Judge to lead compensation process
Survivors of a barbaric practice carried out on pregnant women without their consent will know by February what compensation package they will be offered.
Health Minister Dr James Reilly appointed high-profile Judge Yvonne Murphy to help find closure for women who have been affected by symphysiotomy.
However, the Government has rejected calls to revise legislation on the statute of limitations, which puts a time limit on when redress can be sought in the courts.
"The Government is fully aware that this decision represents a material change to its earlier position, but it believes the ability to deliver an outcome that provides the widest possible support to the women is enhanced," the Department of Health said.
"Government is keen to ensure that whatever funds are available are directed towards the women who have suffered - and not towards paying legal costs.
"In this context, Judge Murphy has been asked to engage with insurers with regard to their liabilities in relation to these procedures."
Symphysiotomy was a barbaric practice carried on women during childbirth which involved a surgeon deliberately breaking the woman's pelvis to make delivery easier.
It is believed up to 1,500 women may have endured the procedure between 1944 and the early 1980s. It was gradually replaced by caesarean section but evidence shows the procedure was carried out in Our Lady of Lourdes Hospital, Drogheda until 1984.
Victims were given no information prior to or after the surgery, and there was no informed consent.
Women were left with permanent ailments, including incontinence, chronic pain, prolapsed organs and neurological and psychological problems. Some were left permanently disabled.
Judge Murphy will work with representatives of the women, the State Claims Agency and insurance companies in a bid to find a solution in the next eight weeks.
She will also meet liable parties to explore and negotiate what would be a fair contribution towards a fund, which Government would also contribute to.

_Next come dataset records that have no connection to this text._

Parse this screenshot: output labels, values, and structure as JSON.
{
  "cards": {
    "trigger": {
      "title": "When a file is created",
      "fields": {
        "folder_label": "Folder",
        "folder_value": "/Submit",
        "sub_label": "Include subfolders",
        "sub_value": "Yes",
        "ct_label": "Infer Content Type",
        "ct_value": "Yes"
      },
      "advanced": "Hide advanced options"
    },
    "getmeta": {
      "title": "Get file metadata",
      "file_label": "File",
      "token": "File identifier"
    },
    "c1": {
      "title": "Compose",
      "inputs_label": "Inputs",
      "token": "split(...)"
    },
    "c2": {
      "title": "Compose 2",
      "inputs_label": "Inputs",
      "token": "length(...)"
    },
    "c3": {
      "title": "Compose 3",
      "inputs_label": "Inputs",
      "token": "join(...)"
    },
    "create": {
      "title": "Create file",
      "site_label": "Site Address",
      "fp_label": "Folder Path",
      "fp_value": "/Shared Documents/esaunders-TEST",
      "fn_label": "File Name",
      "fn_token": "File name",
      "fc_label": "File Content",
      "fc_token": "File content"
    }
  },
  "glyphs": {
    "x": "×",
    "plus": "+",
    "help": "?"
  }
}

Dr Reilly, who met women who had undergone the procedure in August, wants an outcome that will recognise the trauma and hurt endured by so many.
"I have listened closely to the testimony provided by the women and I cannot help but be moved by their stories," he said.
"I am determined that their situation will now be addressed having been ignored for so long by previous Governments.
"The appointment of an independent person of Judge Yvonne Murphy's calibre will hopefully bring closure for these women for the years of suffering they have endured."
Judge Murphy was chair of the report on clerical child abuse in the archdiocese of Dublin, which uncovered decades of abuse had been ignored because clerics were effectively granted police immunity.
She has eight weeks report back to the minister, when an independent report on the issue by Professor Oonagh Walsh - commissioned by the Chief Medical Officer - will be published.
Support group, Survivors of Symphysiotomy (SoS), accused Government trying to blindfold the women by setting up an opaque and closed-ended process designed to lure them away from their legal actions.
Marie O'Connor, chair, said members are dismayed at the Government's failure to engage with their demands.
"Despite our best efforts, we failed to get clarification on any aspect of what is a pre-determined process," said Ms O'Connor.
She claimed Judge Murphy's appointment is a smokescreen to hide the minister's refusal to entertain the group's offer of a negotiated settlement based on members' legal actions.
Survivors have unanimously mandated the SoS national executive to meet the judge on their behalf to see if a settlement based on truth - and on an accepted medical negligence scale - can be progressed.
"If not, our legal actions will continue and we will see test cases in the High Court in 2014," Ms O'Connor added.